Aux dernières nouvelles, la vidéo a été vue plus de 188 000 fois.

« Nous avons tous beaucoup d’admiration pour Tom », a commenté Chara, après la séance d’entraînement de mardi.

« Nous admirons tous les gens qui sont associés à l’organisation des Patriots. Les joueurs, les entraîneurs... Ces gens ont dominé leur sport pendant une décennie au grand complet. Mais Tom, c’est Tom. Il est un modèle pour nous tous. C’est un vrai pro. Et un être humain de qualité. Je n’ai eu que de belles expériences en sa compagnie. J’ai beaucoup d’admiration pour lui. »

C’est curieux. Mardi, tous les joueurs et les entraîneurs qui se sont présentés au podium, dans la salle des conférences de presse du Garden, avaient de l’admiration pour Chara.

L’entraîneur-chef des Blues de Saint-Louis, Craig Berube, nous a rappelé qu’il connaît le géant défenseur depuis très longtemps.

Pendant une demi-saison, au début des années 2000, ils ont été coéquipiers dans l’organisation des Islanders de New York.

Berube était un vétéran de 34 ans qui avait appartenu à cinq différentes équipes.

Chara était un gamin qui disputait sa deuxième saison complète dans la Ligue nationale.

« Déjà, à ce stade de sa carrière, il avait d’extraordinaires habitudes de travail. Une vingtaine d’années plus tard, sa détermination fait encore la différence. Tout le monde remarque son gabarit. Il sait aussi utiliser son cerveau. Il est brillant. Sa détermination et ses habitudes de travail sont les principaux atouts qui lui permettent de continuer à connaître du succès, aujourd’hui. »

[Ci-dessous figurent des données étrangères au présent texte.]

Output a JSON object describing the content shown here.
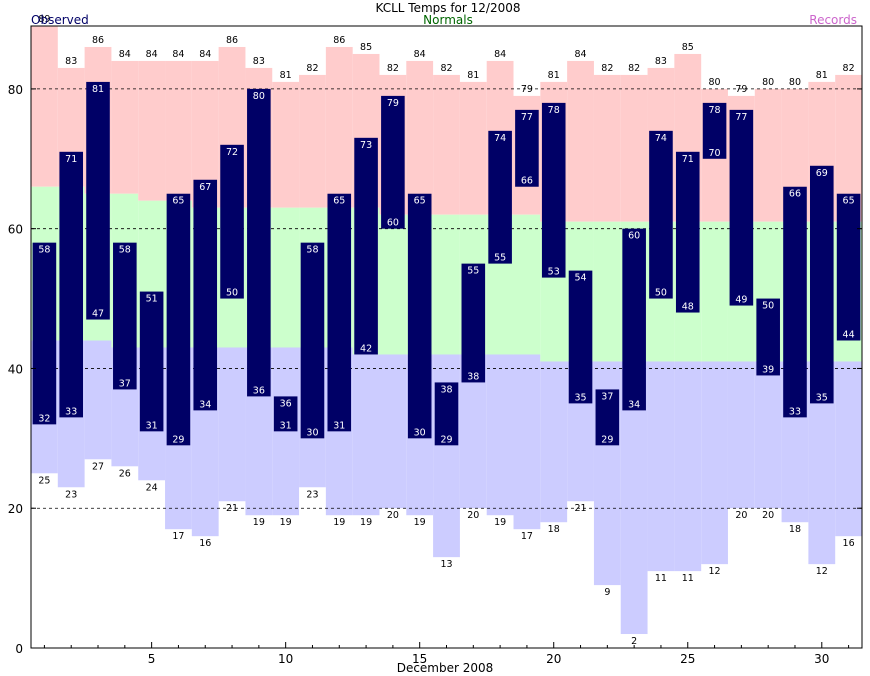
{
  "chart_data": {
    "type": "bar",
    "title": "KCLL Temps for 12/2008",
    "subtitle": "Normals",
    "legend": {
      "observed": "Observed",
      "records": "Records"
    },
    "xlabel": "December 2008",
    "x_ticks": [
      5,
      10,
      15,
      20,
      25,
      30
    ],
    "y_ticks": [
      0,
      20,
      40,
      60,
      80
    ],
    "ylim": [
      0,
      89
    ],
    "xlim": [
      0.5,
      31.5
    ],
    "grid": "dashed horizontal at 20, 40, 60, 80",
    "colors": {
      "observed": "#000066",
      "normal": "#ccffcc",
      "record_high_band": "#ffcccc",
      "record_low_band": "#ccccff",
      "normals_text": "#006600",
      "records_text": "#cc66cc",
      "observed_text": "#000066"
    },
    "days": [
      1,
      2,
      3,
      4,
      5,
      6,
      7,
      8,
      9,
      10,
      11,
      12,
      13,
      14,
      15,
      16,
      17,
      18,
      19,
      20,
      21,
      22,
      23,
      24,
      25,
      26,
      27,
      28,
      29,
      30,
      31
    ],
    "observed_high": [
      58,
      71,
      81,
      58,
      51,
      65,
      67,
      72,
      80,
      36,
      58,
      65,
      73,
      79,
      65,
      38,
      55,
      74,
      77,
      78,
      54,
      37,
      60,
      74,
      71,
      78,
      77,
      50,
      66,
      69,
      65
    ],
    "observed_low": [
      32,
      33,
      47,
      37,
      31,
      29,
      34,
      50,
      36,
      31,
      30,
      31,
      42,
      60,
      30,
      29,
      38,
      55,
      66,
      53,
      35,
      29,
      34,
      50,
      48,
      70,
      49,
      39,
      33,
      35,
      44
    ],
    "normal_high": [
      66,
      66,
      65,
      65,
      64,
      64,
      63,
      63,
      63,
      63,
      63,
      63,
      63,
      62,
      62,
      62,
      62,
      62,
      62,
      61,
      61,
      61,
      61,
      61,
      61,
      61,
      61,
      61,
      61,
      61,
      61
    ],
    "normal_low": [
      44,
      44,
      44,
      43,
      43,
      43,
      43,
      43,
      43,
      43,
      43,
      43,
      42,
      42,
      42,
      42,
      42,
      42,
      42,
      41,
      41,
      41,
      41,
      41,
      41,
      41,
      41,
      41,
      41,
      41,
      41
    ],
    "record_high": [
      89,
      83,
      86,
      84,
      84,
      84,
      84,
      86,
      83,
      81,
      82,
      86,
      85,
      82,
      84,
      82,
      81,
      84,
      79,
      81,
      84,
      82,
      82,
      83,
      85,
      80,
      79,
      80,
      80,
      81,
      82
    ],
    "record_low": [
      25,
      23,
      27,
      26,
      24,
      17,
      16,
      21,
      19,
      19,
      23,
      19,
      19,
      20,
      19,
      13,
      20,
      19,
      17,
      18,
      21,
      9,
      2,
      11,
      11,
      12,
      20,
      20,
      18,
      12,
      16
    ]
  }
}
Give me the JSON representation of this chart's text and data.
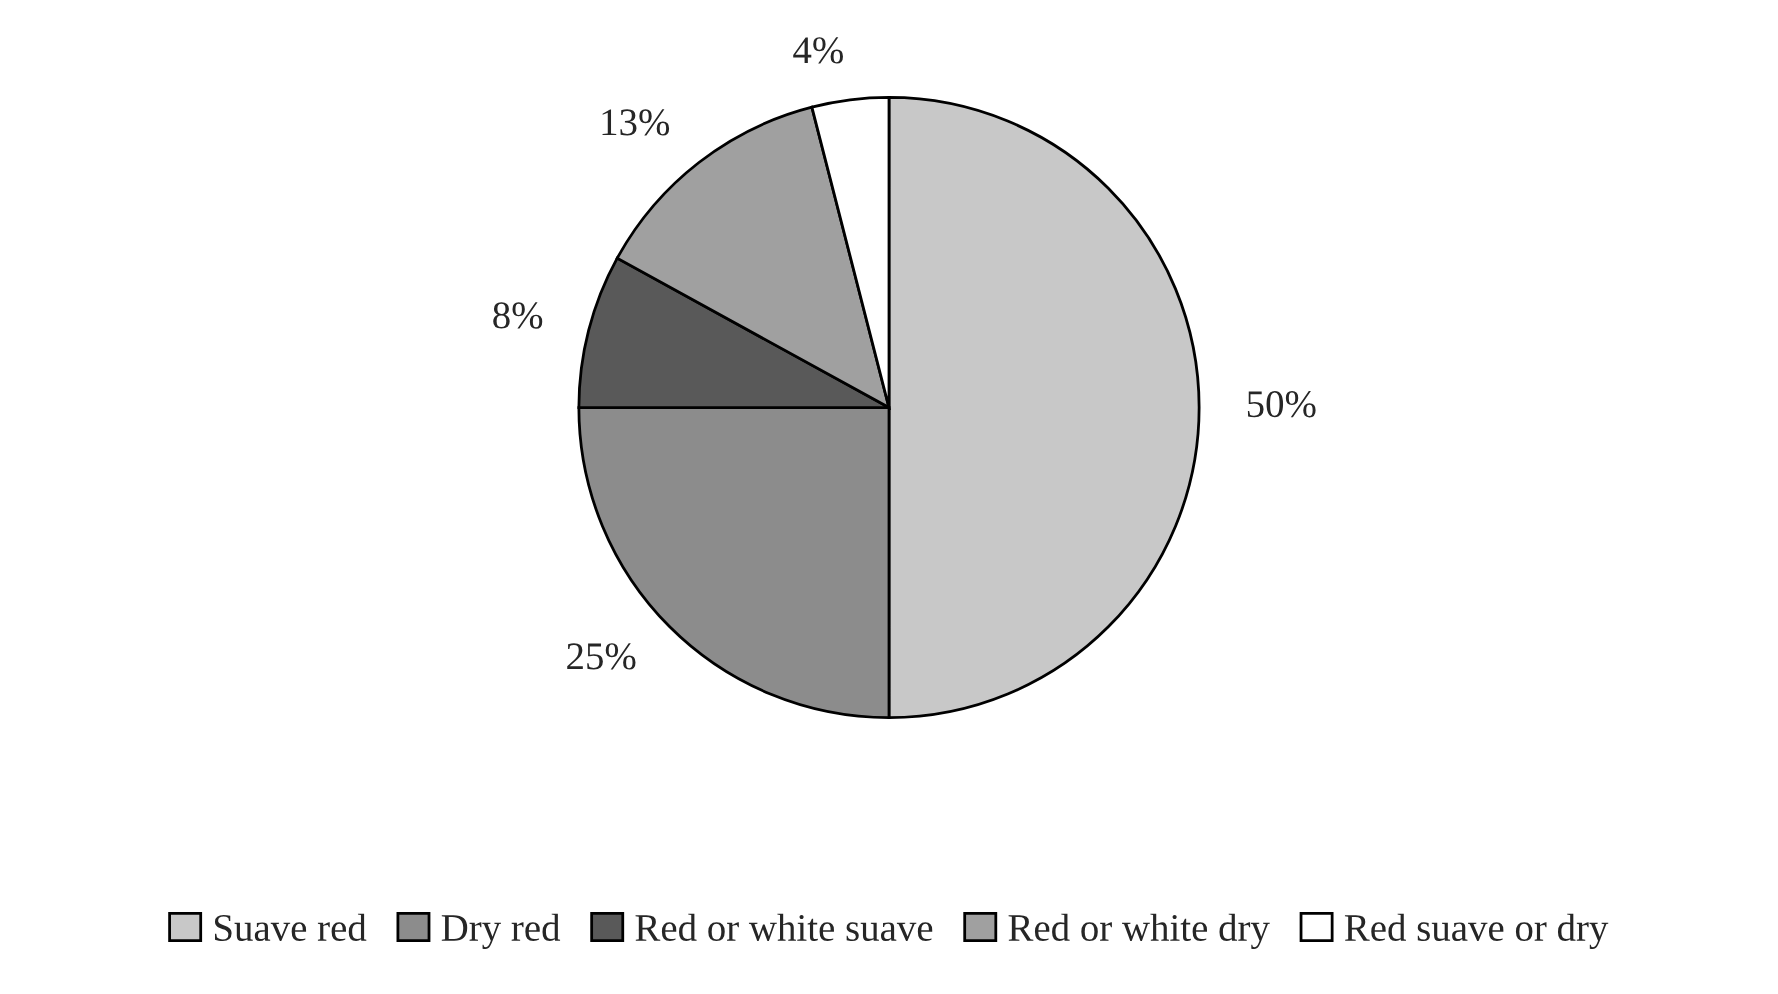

Là-dessus, Berube et son adversaire des prochaines semaines, Bruce Cassidy, sont entièrement d’accord.

« Il est en grande forme. Sa condition physique lui permet de rester jeune, dans une certaine mesure. Il s’alimente très bien. Il se prépare très bien à jouer chaque match. En plus de tout ça, il faut reconnaître qu’il est très intelligent. Il a constaté que le hockey a changé. Il n’a pas eu le choix de s’adapter. »

Son désir de remporter une deuxième coupe ne serait pas à négliger, non plus.

« On ne peut pas mesurer le désir de vaincre d’un individu », croit Cassidy.

L’amour d’un père

Bon quotidien local, le Post-Dispatch de Saint-Louis a déniché une bonne histoire, alors que débutait la finale de la Coupe Stanley.

Bob Frederic serait un homme d’affaires bien connu, dans la métropole du Missouri. Il gère depuis plusieurs années une entreprise dans le domaine de la construction.

Il a 56 ans. Il a donc assisté à la naissance des Blues, en 1967, Il a toujours été passionné de hockey. Il a toujours rêvé de voir son équipe favorite soulever la coupe Stanley.

Sauf que son fils, Trent, est un espoir des Bruins. Il pourrait même sauter dans le feu de l’action, si jamais deux ou trois vétérans de l’équipe se blessent.

Le pauvre Bob a choisi de voir la vie du bon côté.

« À la fin de la journée, Trent est mon fils. Je veux qu’il connaissent du succès. Il appartient aux Bruins. Je ne peux donc pas souhaiter de malheur à cette équipe... »

« Je vais assister au défilé de la coupe, cette année. Reste à savoir dans quelle ville ! »

BAckes n’a plus d’amis

En temps de guerre, tout le monde n’est pas capable de faire preuve d’autant d’amour.

David Backes l’a découvert assez rapidement, lundi.

L’attaquant d’expérience a connu les 10 meilleures saisons de sa carrière dans l’uniforme des Blues. Il a signé un lucratif contrat avec les Bruins, en 2016.

On lui a très rapidement fait comprendre qu’il ne compte plus d’amis à Saint-Louis. Même le gardien recrue Jordan Binnington s’est permis de lui asséner un bon coup de bloqueur dans le figure.

« Backes est un joueur agressif. Ce qui devait arriver, arriva », a-t-il dit.